El zar llamó a los sabios y les mandó averiguar si se trataba de un huevo o de una semilla. Estos reflexionaron mucho, pero fueron incapaces de dar una contestación. Dejaron aquel objeto en el alféizar de una ventana cuando, de pronto, llegó una gallina y lo picoteó hasta hacerle un agujero. Entonces todos vieron que se trataba de una semilla. Llegaron los sabios y dijeron al zar:
-Es un grano de centeno.
Muy sorprendido, el zar mandó a los sabios que se enteraran dónde y cuándo había brotado ese grano. Los sabios meditaron mucho, consultaron muchos libros, pero no pudieron encontrar nada sobre el particular.
-No podemos darte una contestación. Nuestros libros no dicen nada acerca de esto. Es preciso preguntar a los campesinos, tal vez alguno de los viejos haya oído decir cuándo y dónde se ha sembrado ese grano.
El zar ordenó que le trajeran al campesino más viejo. Llevaron a su presencia a un hombre viejísimo y desdentado, que apenas podía caminar con dos muletas. El zar le enseñó el grano, pero el viejo casi no veía. A duras penas pudo examinarlo, forzando la vista y palpando con las manos.
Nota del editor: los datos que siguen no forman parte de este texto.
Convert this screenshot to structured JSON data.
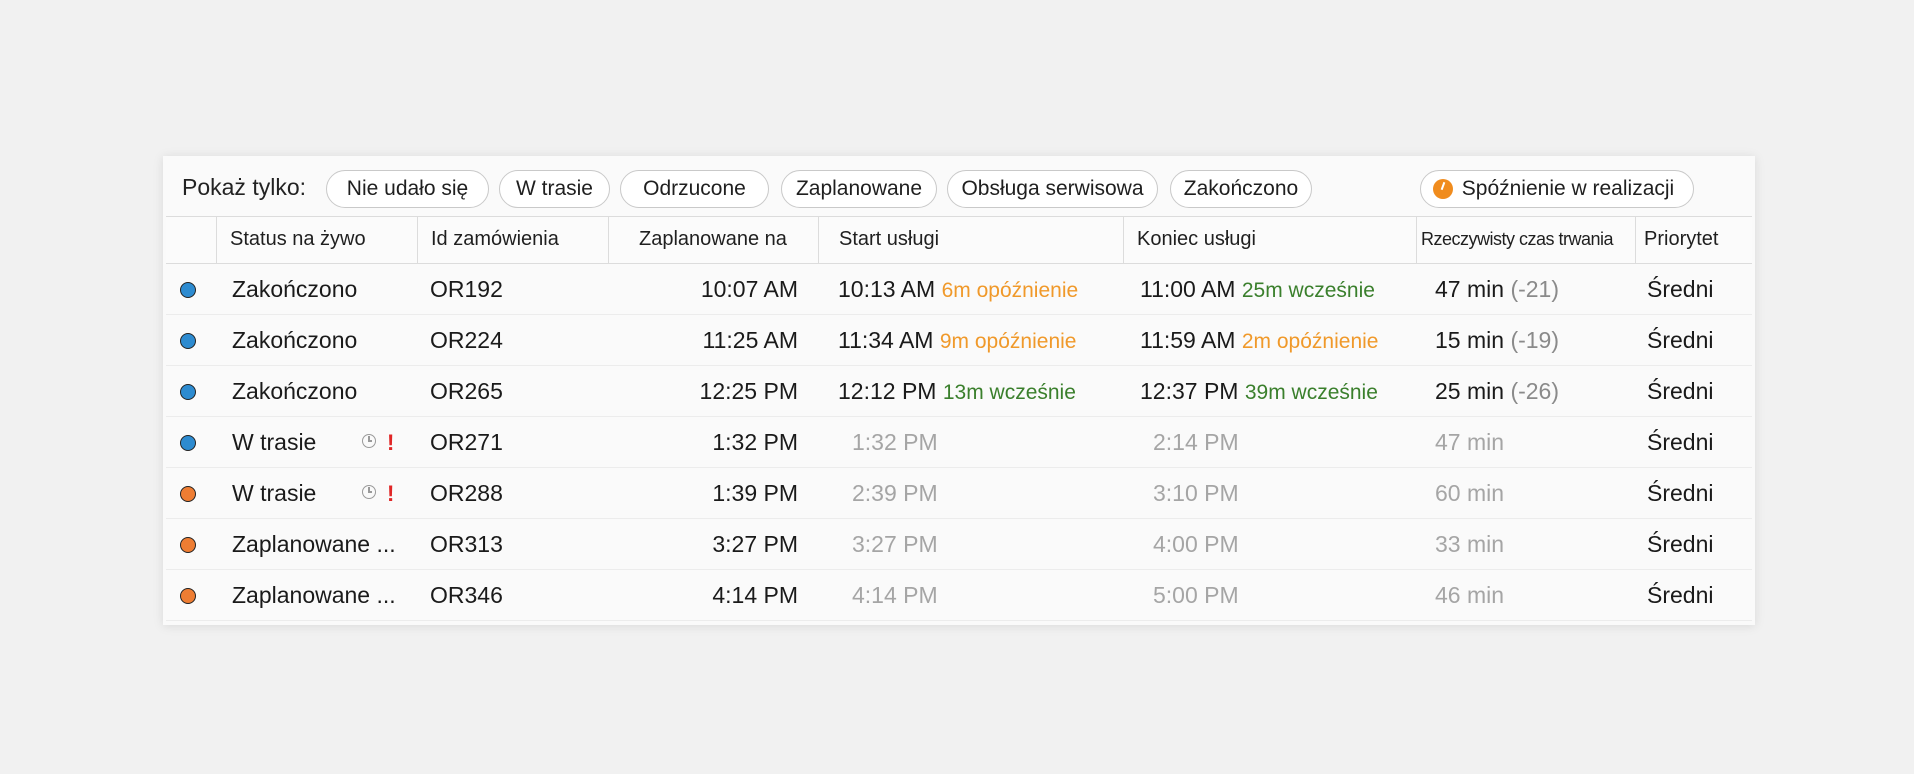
{
  "filters": {
    "label": "Pokaż tylko:",
    "chips": [
      "Nie udało się",
      "W trasie",
      "Odrzucone",
      "Zaplanowane",
      "Obsługa serwisowa",
      "Zakończono"
    ],
    "late_chip": "Spóźnienie w realizacji",
    "late_icon": "clock-late-icon",
    "late_color": "#f08c1e"
  },
  "columns": [
    "",
    "Status na żywo",
    "Id zamówienia",
    "Zaplanowane na",
    "Start usługi",
    "Koniec usługi",
    "Rzeczywisty czas trwania",
    "Priorytet"
  ],
  "colors": {
    "blue": "#2d8bd0",
    "orange": "#ee7d33",
    "late": "#f0992a",
    "early": "#3a7f2c",
    "muted": "#a5a5a5",
    "alert": "#e02626"
  },
  "rows": [
    {
      "dot": "blue",
      "status": "Zakończono",
      "id": "OR192",
      "scheduled": "10:07 AM",
      "start": "10:13 AM",
      "start_note": "6m opóźnienie",
      "end": "11:00 AM",
      "end_note": "25m wcześnie",
      "duration": "47 min",
      "delta": "(-21)",
      "priority": "Średni"
    },
    {
      "dot": "blue",
      "status": "Zakończono",
      "id": "OR224",
      "scheduled": "11:25 AM",
      "start": "11:34 AM",
      "start_note": "9m opóźnienie",
      "end": "11:59 AM",
      "end_note": "2m opóźnienie",
      "duration": "15 min",
      "delta": "(-19)",
      "priority": "Średni"
    },
    {
      "dot": "blue",
      "status": "Zakończono",
      "id": "OR265",
      "scheduled": "12:25 PM",
      "start": "12:12 PM",
      "start_note": "13m wcześnie",
      "end": "12:37 PM",
      "end_note": "39m wcześnie",
      "duration": "25 min",
      "delta": "(-26)",
      "priority": "Średni"
    },
    {
      "dot": "blue",
      "status": "W trasie",
      "id": "OR271",
      "scheduled": "1:32 PM",
      "start": "1:32 PM",
      "end": "2:14 PM",
      "duration": "47 min",
      "priority": "Średni",
      "alert": "!"
    },
    {
      "dot": "orange",
      "status": "W trasie",
      "id": "OR288",
      "scheduled": "1:39 PM",
      "start": "2:39 PM",
      "end": "3:10 PM",
      "duration": "60 min",
      "priority": "Średni",
      "alert": "!"
    },
    {
      "dot": "orange",
      "status": "Zaplanowane ...",
      "id": "OR313",
      "scheduled": "3:27 PM",
      "start": "3:27 PM",
      "end": "4:00 PM",
      "duration": "33 min",
      "priority": "Średni"
    },
    {
      "dot": "orange",
      "status": "Zaplanowane ...",
      "id": "OR346",
      "scheduled": "4:14 PM",
      "start": "4:14 PM",
      "end": "5:00 PM",
      "duration": "46 min",
      "priority": "Średni"
    }
  ]
}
-¿Sabes por casualidad, abuelito, dónde ha brotado ese grano?— preguntó el zar. —¿Has sembrado granos de esta clase o los has comprado en alguna parte?— El viejo era sordo y le costaba entender las palabras del zar.
-No; nunca he sembrado granos así en mis campos; no los he cosechado ni los he comprado. Cuando compré grano, siempre era muy menudo. Es preciso preguntarle a mi padre, tal vez sepa dónde ha brotado ese grano— respondió.
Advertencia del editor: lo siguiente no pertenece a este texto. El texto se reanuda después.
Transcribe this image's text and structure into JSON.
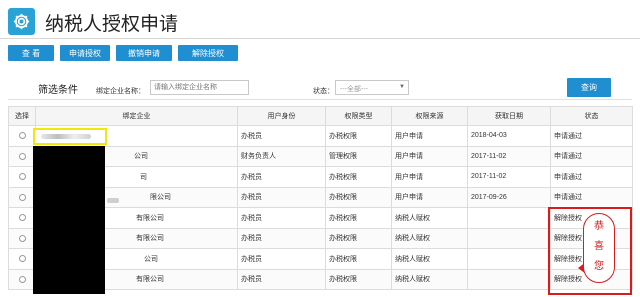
{
  "header": {
    "title": "纳税人授权申请",
    "icon": "gear-icon",
    "accent": "#29a3d6"
  },
  "toolbar": {
    "buttons": [
      "查 看",
      "申请授权",
      "撤销申请",
      "解除授权"
    ],
    "color": "#1f8fd1"
  },
  "filter": {
    "title": "筛选条件",
    "company_label": "绑定企业名称：",
    "company_placeholder": "请输入绑定企业名称",
    "status_label": "状态：",
    "status_value": "---全部---",
    "query_label": "查询"
  },
  "table": {
    "headers": [
      "选择",
      "绑定企业",
      "用户身份",
      "权限类型",
      "权限来源",
      "获取日期",
      "状态"
    ],
    "rows": [
      {
        "company": "",
        "role": "办税员",
        "perm": "办税权限",
        "source": "用户申请",
        "date": "2018-04-03",
        "status": "申请通过"
      },
      {
        "company": "公司",
        "role": "财务负责人",
        "perm": "管理权限",
        "source": "用户申请",
        "date": "2017-11-02",
        "status": "申请通过"
      },
      {
        "company": "司",
        "role": "办税员",
        "perm": "办税权限",
        "source": "用户申请",
        "date": "2017-11-02",
        "status": "申请通过"
      },
      {
        "company": "限公司",
        "role": "办税员",
        "perm": "办税权限",
        "source": "用户申请",
        "date": "2017-09-26",
        "status": "申请通过"
      },
      {
        "company": "有限公司",
        "role": "办税员",
        "perm": "办税权限",
        "source": "纳税人赋权",
        "date": "",
        "status": "解除授权"
      },
      {
        "company": "有限公司",
        "role": "办税员",
        "perm": "办税权限",
        "source": "纳税人赋权",
        "date": "",
        "status": "解除授权"
      },
      {
        "company": "公司",
        "role": "办税员",
        "perm": "办税权限",
        "source": "纳税人赋权",
        "date": "",
        "status": "解除授权"
      },
      {
        "company": "有限公司",
        "role": "办税员",
        "perm": "办税权限",
        "source": "纳税人赋权",
        "date": "",
        "status": "解除授权"
      }
    ]
  },
  "annotation": {
    "text": [
      "恭",
      "喜",
      "您"
    ],
    "color": "#d91b1b"
  }
}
El zar ordenó que le trajeran al padre del viejo. Fueron a buscarlo y lo llevaron a palacio. Era un hombre viejo, pero venía con una sola muleta. El zar le enseñó el grano. El anciano veía bastante bien y pudo examinarlo.
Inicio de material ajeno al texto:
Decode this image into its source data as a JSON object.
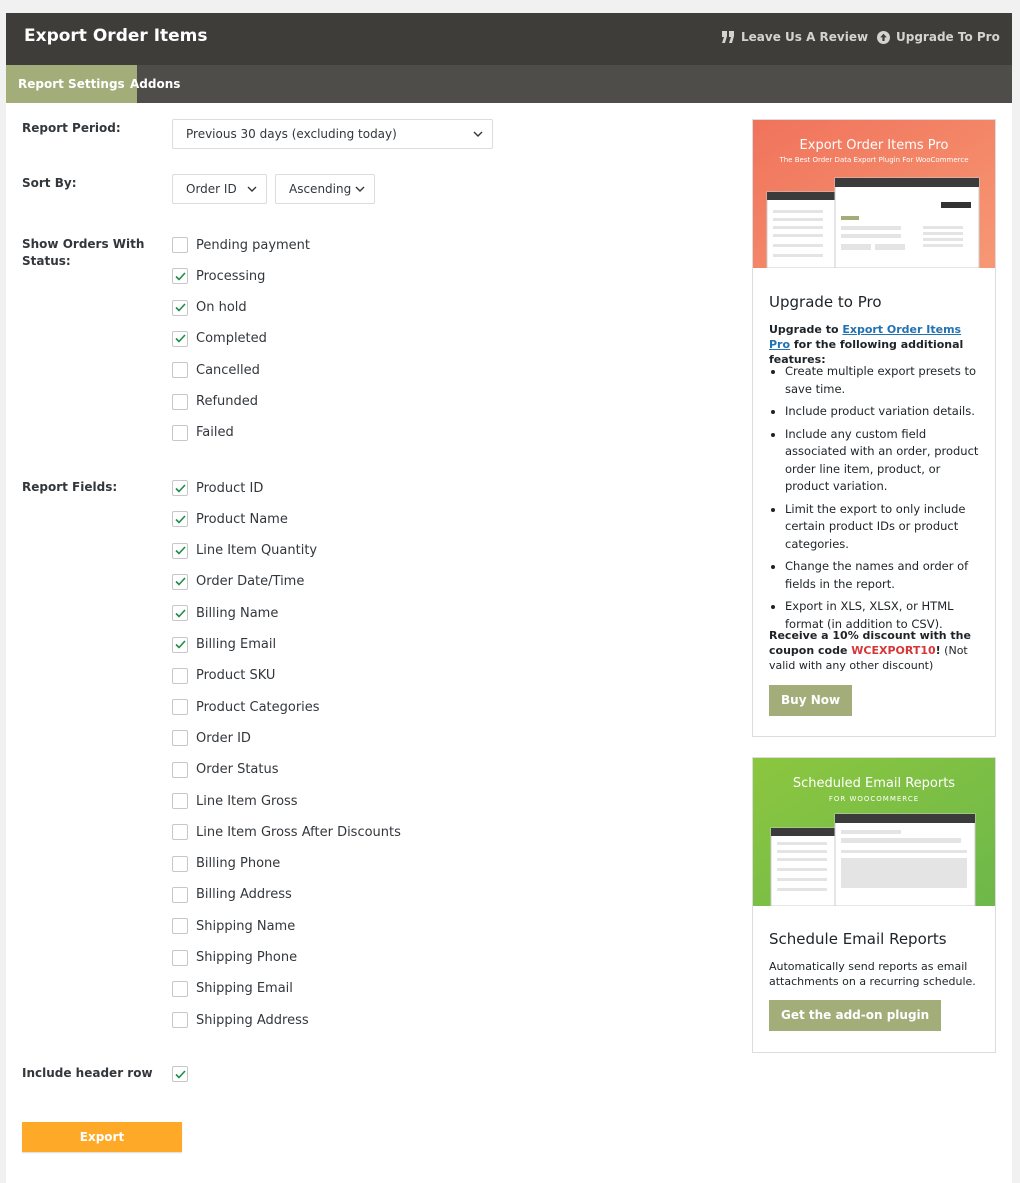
{
  "header": {
    "title": "Export Order Items",
    "review_label": "Leave Us A Review",
    "upgrade_label": "Upgrade To Pro"
  },
  "tabs": [
    {
      "label": "Report Settings",
      "active": true
    },
    {
      "label": "Addons",
      "active": false
    }
  ],
  "form": {
    "report_period": {
      "label": "Report Period:",
      "value": "Previous 30 days (excluding today)"
    },
    "sort_by": {
      "label": "Sort By:",
      "field": "Order ID",
      "direction": "Ascending"
    },
    "status": {
      "label_line1": "Show Orders With",
      "label_line2": "Status:",
      "options": [
        {
          "label": "Pending payment",
          "checked": false
        },
        {
          "label": "Processing",
          "checked": true
        },
        {
          "label": "On hold",
          "checked": true
        },
        {
          "label": "Completed",
          "checked": true
        },
        {
          "label": "Cancelled",
          "checked": false
        },
        {
          "label": "Refunded",
          "checked": false
        },
        {
          "label": "Failed",
          "checked": false
        }
      ]
    },
    "fields": {
      "label": "Report Fields:",
      "options": [
        {
          "label": "Product ID",
          "checked": true
        },
        {
          "label": "Product Name",
          "checked": true
        },
        {
          "label": "Line Item Quantity",
          "checked": true
        },
        {
          "label": "Order Date/Time",
          "checked": true
        },
        {
          "label": "Billing Name",
          "checked": true
        },
        {
          "label": "Billing Email",
          "checked": true
        },
        {
          "label": "Product SKU",
          "checked": false
        },
        {
          "label": "Product Categories",
          "checked": false
        },
        {
          "label": "Order ID",
          "checked": false
        },
        {
          "label": "Order Status",
          "checked": false
        },
        {
          "label": "Line Item Gross",
          "checked": false
        },
        {
          "label": "Line Item Gross After Discounts",
          "checked": false
        },
        {
          "label": "Billing Phone",
          "checked": false
        },
        {
          "label": "Billing Address",
          "checked": false
        },
        {
          "label": "Shipping Name",
          "checked": false
        },
        {
          "label": "Shipping Phone",
          "checked": false
        },
        {
          "label": "Shipping Email",
          "checked": false
        },
        {
          "label": "Shipping Address",
          "checked": false
        }
      ]
    },
    "header_row": {
      "label": "Include header row",
      "checked": true
    },
    "export_label": "Export"
  },
  "promo_pro": {
    "image_title": "Export Order Items Pro",
    "image_subtitle": "The Best Order Data Export Plugin For WooCommerce",
    "heading": "Upgrade to Pro",
    "intro_before": "Upgrade to ",
    "intro_link": "Export Order Items Pro",
    "intro_after": " for the following additional features:",
    "features": [
      "Create multiple export presets to save time.",
      "Include product variation details.",
      "Include any custom field associated with an order, product order line item, product, or product variation.",
      "Limit the export to only include certain product IDs or product categories.",
      "Change the names and order of fields in the report.",
      "Export in XLS, XLSX, or HTML format (in addition to CSV)."
    ],
    "discount_before": "Receive a 10% discount with the coupon code ",
    "coupon": "WCEXPORT10",
    "discount_bang": "!",
    "discount_after": " (Not valid with any other discount)",
    "button": "Buy Now"
  },
  "promo_email": {
    "image_title": "Scheduled Email Reports",
    "image_subtitle": "FOR WOOCOMMERCE",
    "heading": "Schedule Email Reports",
    "description": "Automatically send reports as email attachments on a recurring schedule.",
    "button": "Get the add-on plugin"
  },
  "colors": {
    "topbar": "#3e3d3a",
    "tabbar": "#4f4d4a",
    "accent_green": "#a2ad7a",
    "export_orange": "#ffa928",
    "check_green": "#1e8c45",
    "coupon_red": "#d63638"
  },
  "icons": {
    "review": "quote-icon",
    "upgrade": "arrow-up-circle-icon",
    "dropdown": "chevron-down-icon",
    "check": "checkmark-icon"
  }
}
-¿Sabes dónde ha brotado este grano, abuelito? ¿Los has sembrado en tus campos o los has comprado en alguna parte?
Aunque el anciano era duro de oído, oía mejor que su hijo.
- No; no he sembrado granos así en mis campos, ni los he cosechado nunca. Tampoco los he comprado, porque en mis tiempos no teníamos esa costumbre. Todos comían su propio pan y, en caso de necesidad, se lo repartían unos con otros. No sé dónde ha brotado este grano. Aún cuando en mis tiempos el grano era más grande que el de ahora, jamás vi uno como este. He oído decir a mi padre que en su época, las cosechas eran mejores que las actuales y que el grano era más grande. Será preciso preguntárselo a él.
El zar envió en busca del anciano. Lo encontraron y lo llevaron a su presencia. Venía sin muletas y andaba ligero. Tenía los ojos radiantes, oía bien y hablaba con claridad. El zar le enseñó el grano. Después de mirarlo por todos lados, el anciano dijo:
-Hacía mucho que no veía un grano de los antiguos— mordió el grano y, después de masticarlo, añadió —Pero es idéntico, no cabe duda.
-Dime, abuelito, dónde y cuándo ha brotado este grano. ¿Has sembrado tú granos semejantes en tus campos o los has comprado alguna vez?
-En mis tiempos, estos granos crecían por doquier. Toda la vida me he alimentado y he dado de comer a mi gente, pan hecho con granos de esta clase.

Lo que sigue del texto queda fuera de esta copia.